In het kort: beoefenen van diverse vormen van het schot in een leuke wedstrijdvorm.

Organisatie: per groepje een korf en een bal, de korven staan bij voorkeur (maar niet beslist noodzakelijk) in een cirkel of rechthoek opgesteld. Het aantal personen per groepje is minder belangrijk (wel alle groepjes ongeveer even groot).

  • De eerste opdracht aan de groepjes luidt: maak 10 doorloopbal doelpunten. 
  • Als je daarmee klaar bent, loopt de maker van het laatste doelpunt naar de trainer om daar de volgende opdracht te halen. 
  • Welk groepje heeft het eerst alle opdrachten uitgevoerd?
  • De trainer loopt intussen kriskras rond, aanmoedigingen gevend of her en der corrigerend. 
  • Hij heeft een papiertje bij zich waarop een rij opdrachten staat.
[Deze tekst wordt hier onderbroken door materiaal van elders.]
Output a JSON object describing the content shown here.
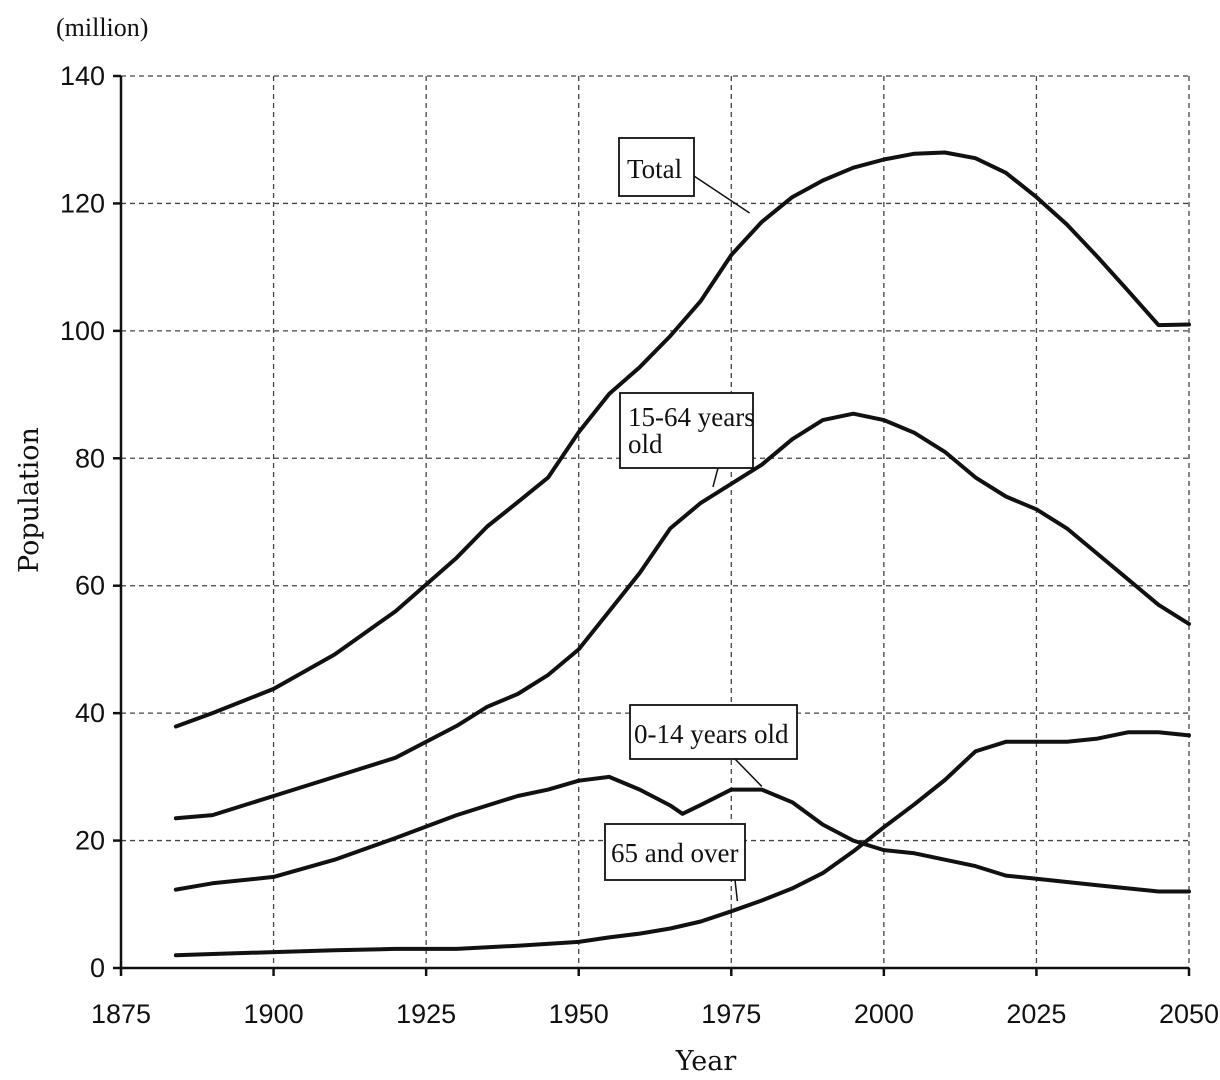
{
  "chart_data": {
    "type": "line",
    "unit_label": "(million)",
    "xlabel": "Year",
    "ylabel": "Population",
    "xlim": [
      1875,
      2050
    ],
    "ylim": [
      0,
      140
    ],
    "x_ticks": [
      1875,
      1900,
      1925,
      1950,
      1975,
      2000,
      2025,
      2050
    ],
    "x_tick_labels": [
      "1875",
      "1900",
      "1925",
      "1950",
      "1975",
      "2000",
      "2025",
      "2050"
    ],
    "y_ticks": [
      0,
      20,
      40,
      60,
      80,
      100,
      120,
      140
    ],
    "grid": true,
    "series": [
      {
        "name": "Total",
        "label_lines": [
          "Total"
        ],
        "x": [
          1884,
          1890,
          1900,
          1910,
          1920,
          1930,
          1935,
          1940,
          1945,
          1950,
          1955,
          1960,
          1965,
          1970,
          1975,
          1980,
          1985,
          1990,
          1995,
          2000,
          2005,
          2010,
          2015,
          2020,
          2025,
          2030,
          2035,
          2040,
          2045,
          2050
        ],
        "values": [
          37.9,
          40,
          43.8,
          49.2,
          56.0,
          64.4,
          69.3,
          73.1,
          77,
          84.1,
          90.1,
          94.3,
          99.2,
          104.7,
          111.9,
          117.1,
          121.0,
          123.6,
          125.6,
          126.9,
          127.8,
          128.0,
          127.1,
          124.8,
          121.0,
          116.7,
          111.6,
          106.3,
          100.9,
          101
        ]
      },
      {
        "name": "15-64 years old",
        "label_lines": [
          "15-64 years",
          "old"
        ],
        "x": [
          1884,
          1890,
          1900,
          1910,
          1920,
          1930,
          1935,
          1940,
          1945,
          1950,
          1955,
          1960,
          1965,
          1970,
          1975,
          1980,
          1985,
          1990,
          1995,
          2000,
          2005,
          2010,
          2015,
          2020,
          2025,
          2030,
          2035,
          2040,
          2045,
          2050
        ],
        "values": [
          23.5,
          24,
          27,
          30,
          33,
          38,
          41,
          43,
          46,
          50,
          56,
          62,
          69,
          73,
          76,
          79,
          83,
          86,
          87,
          86,
          84,
          81,
          77,
          74,
          72,
          69,
          65,
          61,
          57,
          54
        ]
      },
      {
        "name": "0-14 years old",
        "label_lines": [
          "0-14 years old"
        ],
        "x": [
          1884,
          1890,
          1900,
          1910,
          1920,
          1930,
          1935,
          1940,
          1945,
          1950,
          1955,
          1960,
          1965,
          1967,
          1970,
          1975,
          1980,
          1985,
          1990,
          1995,
          2000,
          2005,
          2010,
          2015,
          2020,
          2025,
          2030,
          2035,
          2040,
          2045,
          2050
        ],
        "values": [
          12.3,
          13.3,
          14.3,
          17,
          20.4,
          24,
          25.5,
          27,
          28,
          29.4,
          30,
          28,
          25.5,
          24.2,
          25.6,
          28,
          28,
          26,
          22.5,
          20,
          18.5,
          18,
          17,
          16,
          14.5,
          14,
          13.5,
          13,
          12.5,
          12,
          12
        ]
      },
      {
        "name": "65 and over",
        "label_lines": [
          "65 and over"
        ],
        "x": [
          1884,
          1890,
          1900,
          1910,
          1920,
          1930,
          1940,
          1950,
          1955,
          1960,
          1965,
          1970,
          1975,
          1980,
          1985,
          1990,
          1995,
          2000,
          2005,
          2010,
          2015,
          2020,
          2025,
          2030,
          2035,
          2040,
          2045,
          2050
        ],
        "values": [
          2,
          2.2,
          2.5,
          2.8,
          3,
          3,
          3.5,
          4.1,
          4.8,
          5.4,
          6.2,
          7.3,
          8.9,
          10.6,
          12.5,
          14.9,
          18.3,
          22.1,
          25.7,
          29.5,
          34,
          35.5,
          35.5,
          35.5,
          36,
          37,
          37,
          36.5
        ]
      }
    ]
  }
}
Als iemand komt om de volgende opdracht te halen, eerst even vragen welke opdracht net is uitgevoerd (dat kan na verloop van tijd behoorlijk uiteen lopen) en dan de volgende opdracht meegeven. 
  • Een voorbeeldlijstje: 5 doorloopballen, 5 strafworpen, 5 schoten van 4 meter, 5 doorloopballen van achter de korf, 5 schoten achter de korf.
  • 4 tallen bij een paal, bal wordt rondgespeeld (niet te lang) tot dat er iemand voor de vang gaat. 
  • dit gebeurt nadat die persoon de bal heeft gepasst. 
  • door deze beweging ontstaat er een gat in de 4-0, 
  • dat gat wordt opgevuld door een speler die vervolgens tot schot zal komen. 
  • bal wordt afgevangen door de rebounder en weer uitgespeeld, 
  • rebounder gaat zelf ook weer weg bij de paal en de 4-0 is hersteld. 
  • dit wordt herhaald.
  • Je verdeeld het vak in vieren bij de korf. 
  • Je zet in ieder vak 1 kind neer.  
  • Laat ieder kind een schuinbeweging maken. 
  • Dus naar de korf toe en dan de beweging laten maken naar het andere vak.